I have a project where the client will need to be able to upload very large files to the website - i.e., possibly the occasional 200Mb file.
This type of upload cannot be handled simply by changing
'php.ini' configs - we require a more flexible solution. It seems that online services that handle this kind of large-file upload all use the same 2-sided strategy:
Server Side: there is a server-side script that receives the incoming POST requests with the file parts, reassembles them and checks the file integrity.
I was wondering whether anyone has used - or has developed - such a solution, and how much Kirby’s undocumented ‘upload class’ can help. Any help would be greatly appreciated, as I can see this is looking like a mammoth task, which may prevent me from taking on the project…
I have two suggestions:
1.) Instead of having the user upload the file directly, have them upload a link to google drive or dropbox where the system can then download the file.
2.) Have them SFTP the file directly into the content directory.
I’m unsure why you think adjusting the PHP and webserver allowed upload size (and timeouts) isn’t sufficient. I don’t understand the comment about requiring more flexibility. Webservers routinely serve and receive files over 200MB in size.
In any case, there is no need to do checksums on transmitting files when using TCP. TCP includes checksums in the transmission to protect against corruption.
@mrunkel thank you for the input. Let me clarify some points. The solution has to enable the client to upload files directly through their website - no S/FTP or third-party services like Dropbox. The site will initially be hosted on a shared host, so tweaking all the necessary php.ini configurations in order to accept 200Mb uploads is unfortunately out of the question.

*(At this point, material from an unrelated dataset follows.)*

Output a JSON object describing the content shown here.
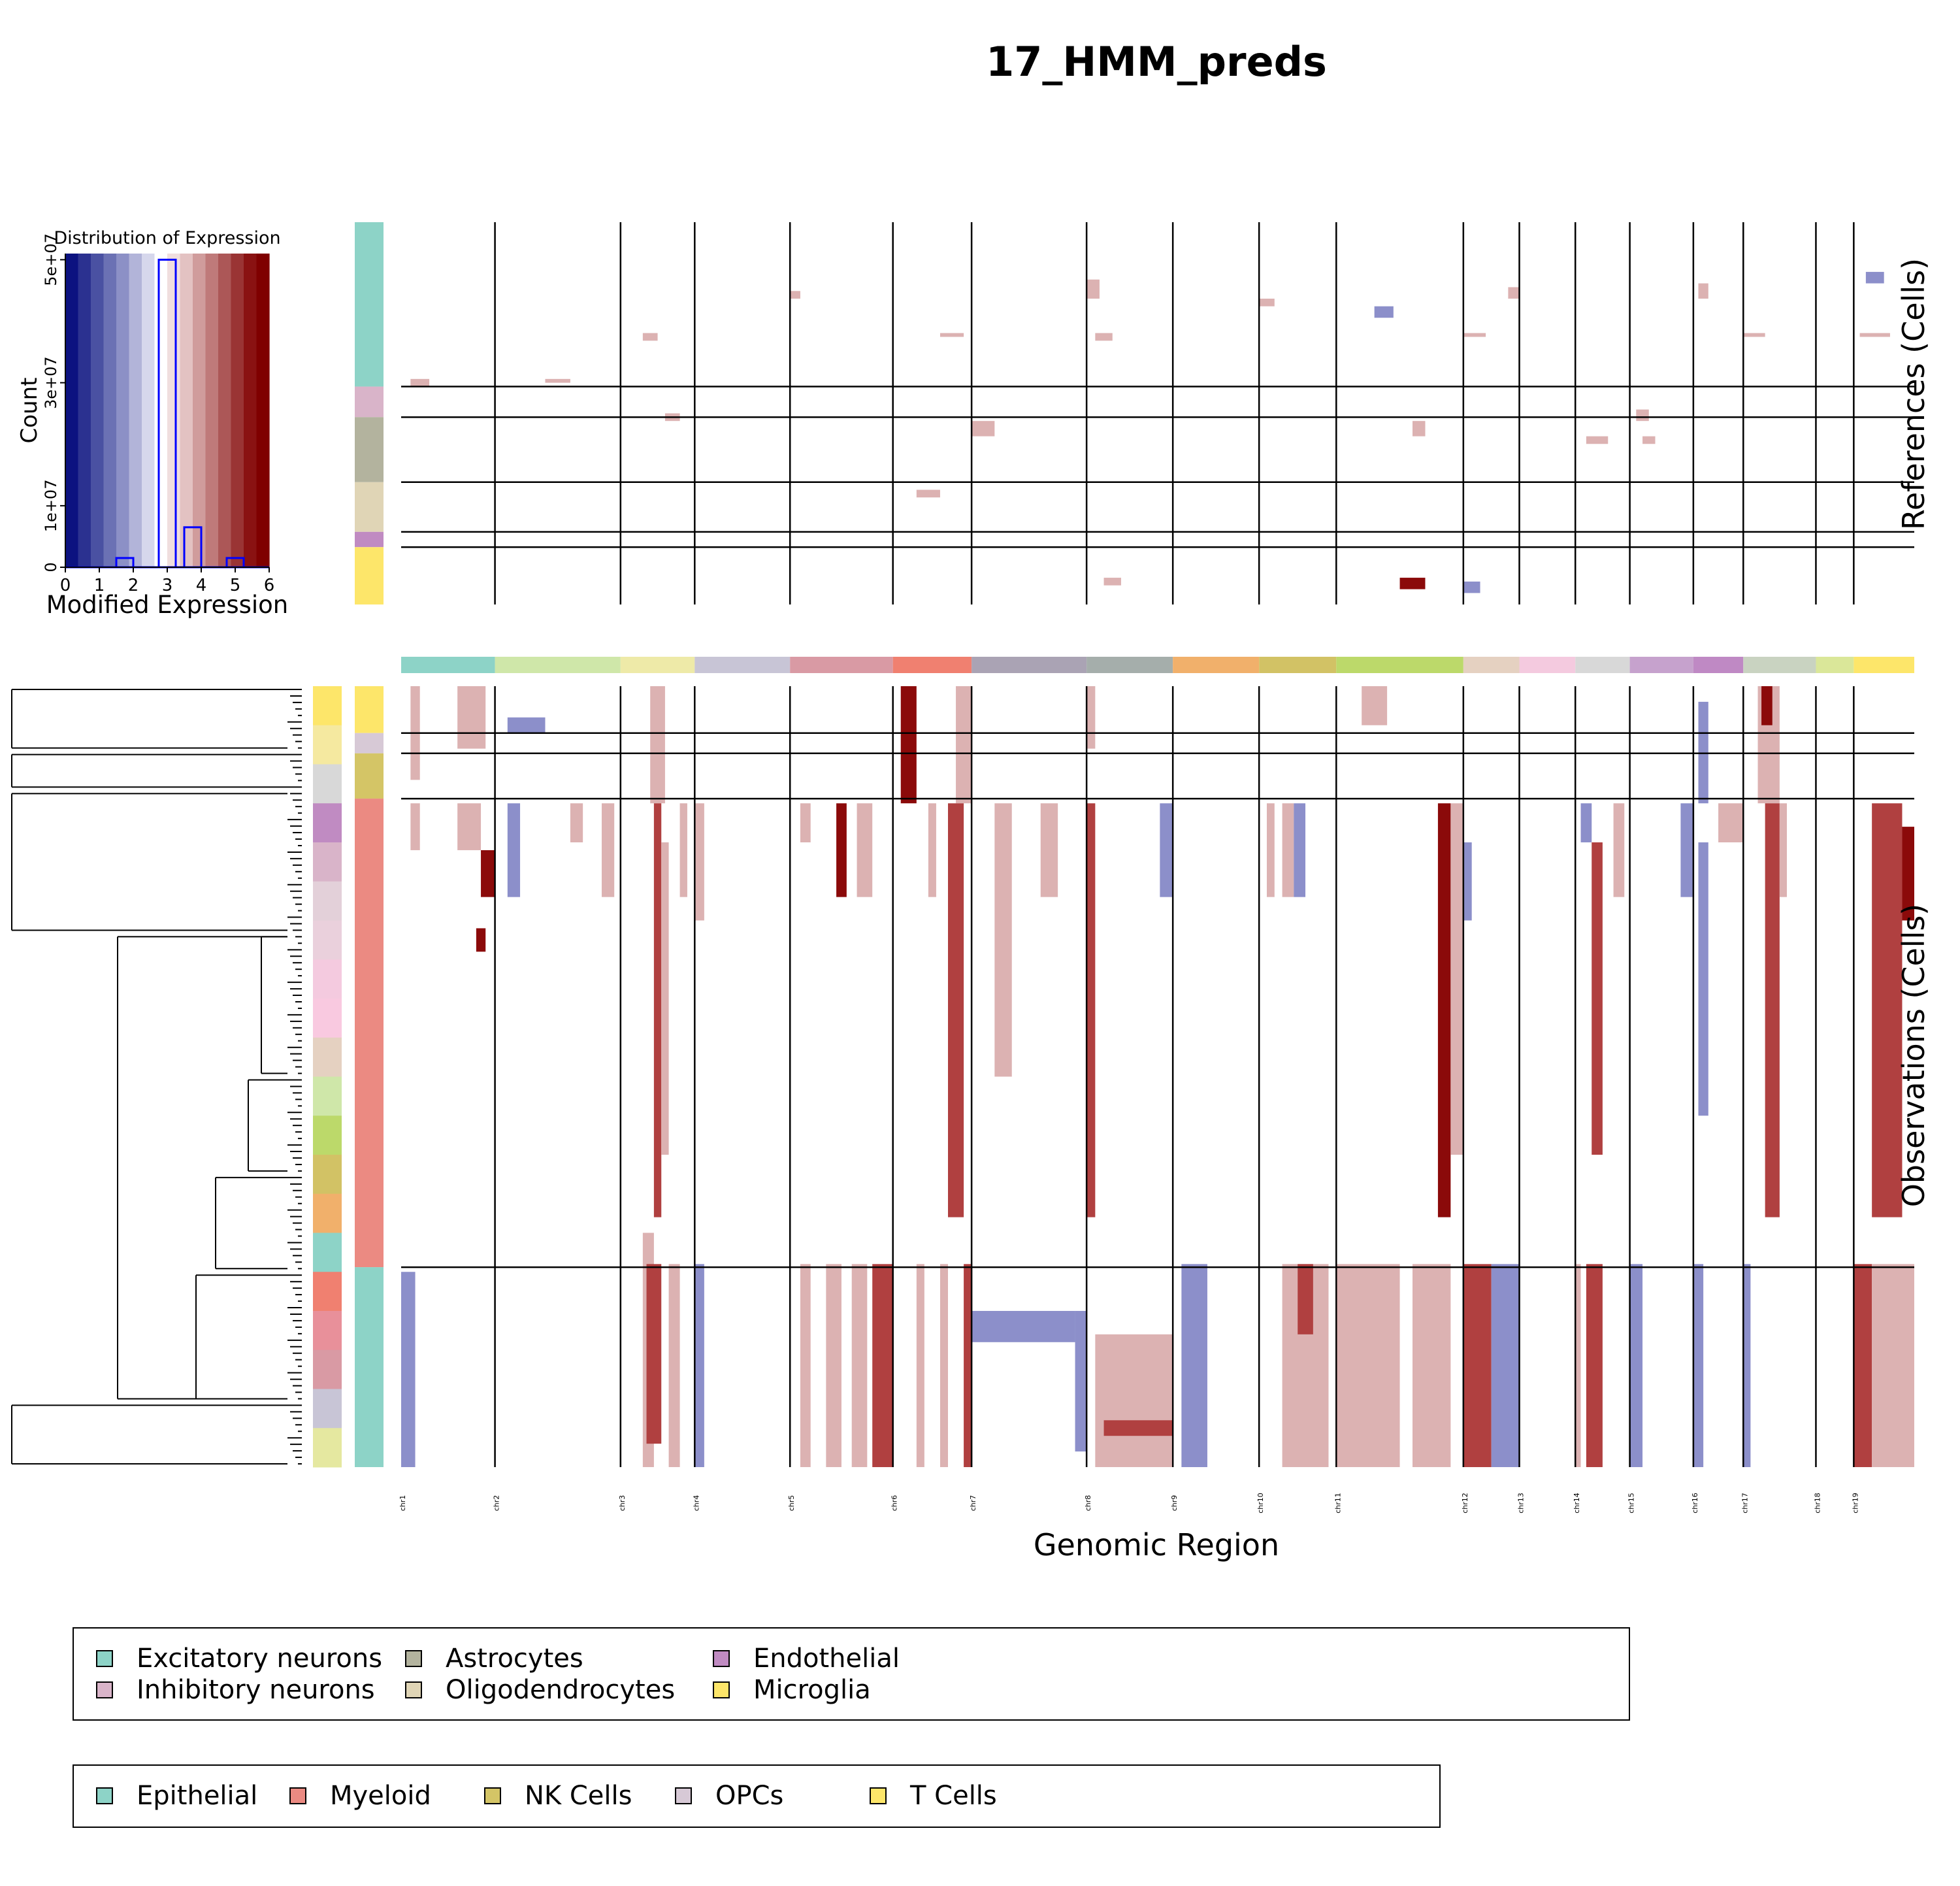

If we google ‘chunk upload’, we will see that there have been many techniques developed over the last 10 years for splitting large files and sending them via http, and then re-assembling on the server. What my short research seems to show, however, is that while the individual pieces do mostly arrive ‘in order’, there are a number of issues that can arise when re-assembling the file - such as not all pieces actually having arrived, or the server-side code assembling them in the wrong sequence. So, many developers seem to suggest that it’s a good idea to get a checksum of the large file before splitting, and compare it with a checksum of the assembled result in the end - nothing to do with the TCP checks for each individual segment.
There may be different techniques for accomplishing this, and I’m certainly happy to hear any suggestions anyone might have.